Fatwa allows Bedouin soldiers to return fire in evacuation

By Nir Hason

Haaretz

Adar1 22, 5765

A Bedouin Sheikh issued Wednesday an Islamic ruling under which Beduoin soldiers who take part in the evacuation of settlements were allowed to protect themselves even at the price of hurting settlers.

The Islamic ruling, or Fatwa, issued by Sheikh Kamel Abu Nadi comes after reports appeared that rabbis had issued a halakhic ruling permitting live fire on Druze and Bedouin soldiers and police officers who take part in evacuating settlements under the disengagement plan.

"Many soldiers and officers have turned to me during the last week asking what they should do in the event that they were fired on during evacuation," Abu Nadi said.

"In reaction I issued a Fatwa that if they can not avoid taking part in the evacuation and were fired on, they should return fire in order to protect themselves," Abu Nadi said.

Bazam Nafez Abulqian, an Israel Defense Forces major in the reserve and chairman of the Bedouin soldier and officer association, turned Wednesday to Justice Minister Tzipi Livni and Attorney General Menachem Mazuz in a request to deal severely with right-wing inciters.

"After years where Bedouin soldiers served and protected settlers all over the country, they are suddenly abandoned and people distinguish their blood from blood of Jewish soldiers?" Abulqian asked angrily.

He said that since the rumor on the existence of a Jewish ruling has spread since Sunday's cabinet meeting, he has received strong reactions from Bedouin soldiers and citizens.

"I also act as a recruiter for the IDF among Bedouins.
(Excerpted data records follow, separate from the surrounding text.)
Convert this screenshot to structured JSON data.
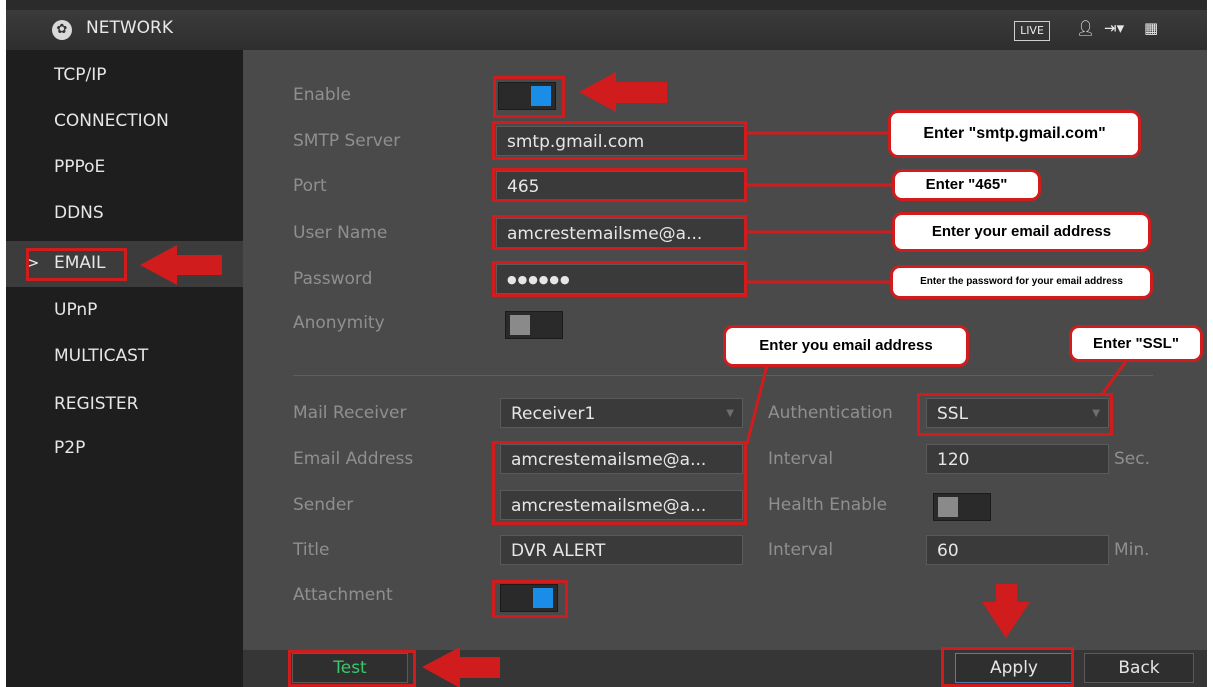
{
  "titlebar": {
    "title": "NETWORK",
    "live_label": "LIVE"
  },
  "sidebar": {
    "items": [
      {
        "label": "TCP/IP"
      },
      {
        "label": "CONNECTION"
      },
      {
        "label": "PPPoE"
      },
      {
        "label": "DDNS"
      },
      {
        "label": "EMAIL",
        "active": true
      },
      {
        "label": "UPnP"
      },
      {
        "label": "MULTICAST"
      },
      {
        "label": "REGISTER"
      },
      {
        "label": "P2P"
      }
    ],
    "active_marker": ">"
  },
  "form": {
    "enable_label": "Enable",
    "enable_on": true,
    "smtp_label": "SMTP Server",
    "smtp_value": "smtp.gmail.com",
    "port_label": "Port",
    "port_value": "465",
    "username_label": "User Name",
    "username_value": "amcrestemailsme@a...",
    "password_label": "Password",
    "password_value": "●●●●●●",
    "anonymity_label": "Anonymity",
    "anonymity_on": false,
    "receiver_label": "Mail Receiver",
    "receiver_value": "Receiver1",
    "email_label": "Email Address",
    "email_value": "amcrestemailsme@a...",
    "sender_label": "Sender",
    "sender_value": "amcrestemailsme@a...",
    "title_label": "Title",
    "title_value": "DVR ALERT",
    "attachment_label": "Attachment",
    "attachment_on": true,
    "auth_label": "Authentication",
    "auth_value": "SSL",
    "interval1_label": "Interval",
    "interval1_value": "120",
    "interval1_unit": "Sec.",
    "health_label": "Health Enable",
    "health_on": false,
    "interval2_label": "Interval",
    "interval2_value": "60",
    "interval2_unit": "Min."
  },
  "buttons": {
    "test": "Test",
    "apply": "Apply",
    "back": "Back"
  },
  "callouts": {
    "smtp": "Enter \"smtp.gmail.com\"",
    "port": "Enter \"465\"",
    "username": "Enter your email address",
    "password": "Enter the password for your email address",
    "email": "Enter you email address",
    "ssl": "Enter \"SSL\""
  },
  "colors": {
    "annotation_red": "#d01c1c",
    "toggle_on": "#1a8ee6",
    "test_text": "#38c86a"
  }
}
Yesterday when I arrived to recruit, people started laughing at me; there were even some who said they supported the halakhic ruling that allowed killing Bedouins," Abulqian said.

"I wonder how people would have reacted if one of us had issued a religious ruling that allowed killing those who came to demolish Bedouin homes in the Negev. How would police react then?" he asked.
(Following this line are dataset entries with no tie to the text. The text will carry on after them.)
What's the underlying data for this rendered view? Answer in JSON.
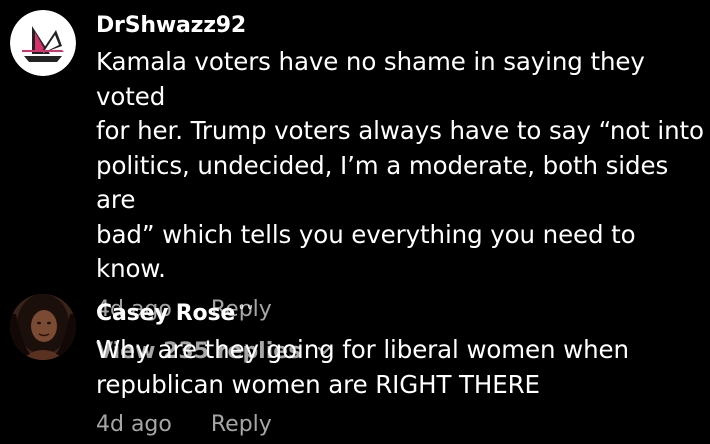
{
  "colors": {
    "background": "#000000",
    "text": "#ffffff",
    "muted": "#a6a6a6"
  },
  "comments": [
    {
      "username": "DrShwazz92",
      "avatar_icon": "sailboat-logo-avatar",
      "text_lines": [
        "Kamala voters have no shame in saying they voted",
        "for her. Trump voters always have to say “not into",
        "politics, undecided, I’m a moderate, both sides are",
        "bad” which tells you everything you need to know."
      ],
      "time": "4d ago",
      "reply_label": "Reply",
      "view_replies_label": "View 235 replies"
    },
    {
      "username": "Casey Rose",
      "username_glyph": "ᐡ ᐡ",
      "avatar_icon": "profile-photo-avatar",
      "text_lines": [
        "Why are they going for liberal women when",
        "republican women are RIGHT THERE"
      ],
      "time": "4d ago",
      "reply_label": "Reply"
    }
  ]
}
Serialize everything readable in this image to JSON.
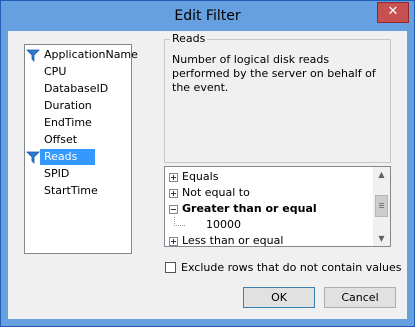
{
  "window": {
    "title": "Edit Filter",
    "close_glyph": "✕"
  },
  "columns": {
    "items": [
      "ApplicationName",
      "CPU",
      "DatabaseID",
      "Duration",
      "EndTime",
      "Offset",
      "Reads",
      "SPID",
      "StartTime"
    ],
    "filtered": [
      "ApplicationName",
      "Reads"
    ],
    "selected": "Reads"
  },
  "description": {
    "title": "Reads",
    "text": "Number of logical disk reads performed by the server on behalf of the event."
  },
  "operators": {
    "items": [
      {
        "label": "Equals",
        "expanded": false,
        "bold": false
      },
      {
        "label": "Not equal to",
        "expanded": false,
        "bold": false
      },
      {
        "label": "Greater than or equal",
        "expanded": true,
        "bold": true
      },
      {
        "label": "Less than or equal",
        "expanded": false,
        "bold": false
      }
    ],
    "value": "10000"
  },
  "exclude": {
    "label": "Exclude rows that do not contain values",
    "checked": false
  },
  "buttons": {
    "ok": "OK",
    "cancel": "Cancel"
  },
  "colors": {
    "titlebar": "#66a0e1",
    "selection": "#3399ff",
    "close": "#c75050",
    "funnel": "#2b7bd3"
  },
  "icons": {
    "filter": "funnel-icon",
    "close": "close-icon"
  }
}
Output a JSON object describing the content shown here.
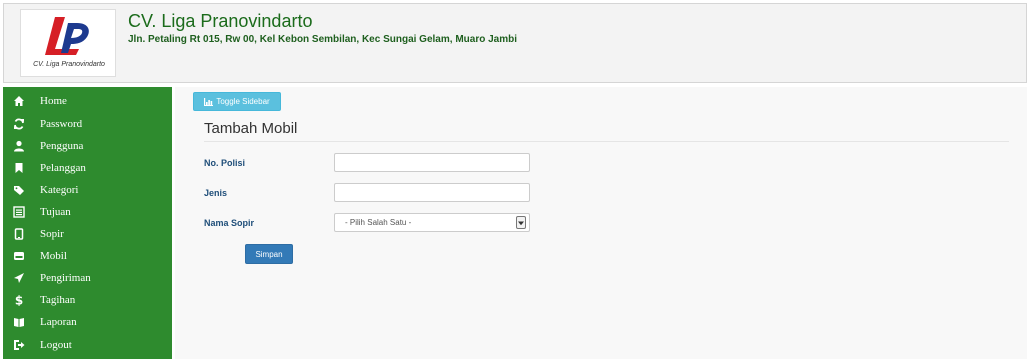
{
  "header": {
    "company_name": "CV. Liga Pranovindarto",
    "address": "Jln. Petaling Rt 015, Rw 00, Kel Kebon Sembilan, Kec Sungai Gelam, Muaro Jambi",
    "logo_caption": "CV. Liga Pranovindarto",
    "logo_colors": {
      "red": "#d61f26",
      "blue": "#1d3a8f"
    }
  },
  "sidebar": {
    "background": "#2e8b2e",
    "items": [
      {
        "label": "Home",
        "icon": "home-icon"
      },
      {
        "label": "Password",
        "icon": "refresh-icon"
      },
      {
        "label": "Pengguna",
        "icon": "user-icon"
      },
      {
        "label": "Pelanggan",
        "icon": "bookmark-icon"
      },
      {
        "label": "Kategori",
        "icon": "tags-icon"
      },
      {
        "label": "Tujuan",
        "icon": "list-alt-icon"
      },
      {
        "label": "Sopir",
        "icon": "phone-icon"
      },
      {
        "label": "Mobil",
        "icon": "hdd-icon"
      },
      {
        "label": "Pengiriman",
        "icon": "send-icon"
      },
      {
        "label": "Tagihan",
        "icon": "dollar-icon"
      },
      {
        "label": "Laporan",
        "icon": "book-icon"
      },
      {
        "label": "Logout",
        "icon": "logout-icon"
      }
    ]
  },
  "main": {
    "toggle_label": "Toggle Sidebar",
    "page_title": "Tambah Mobil",
    "form": {
      "no_polisi_label": "No. Polisi",
      "no_polisi_value": "",
      "jenis_label": "Jenis",
      "jenis_value": "",
      "nama_sopir_label": "Nama Sopir",
      "nama_sopir_selected": "- Pilih Salah Satu -",
      "submit_label": "Simpan"
    }
  }
}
Bedouin who join the IDF are subject to huge pressure from their surrounding society, which doesn't always view their enrollment in the army positively. Nowadays only 17 percent of Bedouin teenagers volunteer to join the army, which draws a lot of criticism and sometimes even causes their expulsion from the surrounding society.

The criticism toward Bedouin soldiers considerably grew after the outbreak of the second intifada in September 2000, the many Bedouin casualties caused since, and the continuing neglecting of the Bedouin society by the government.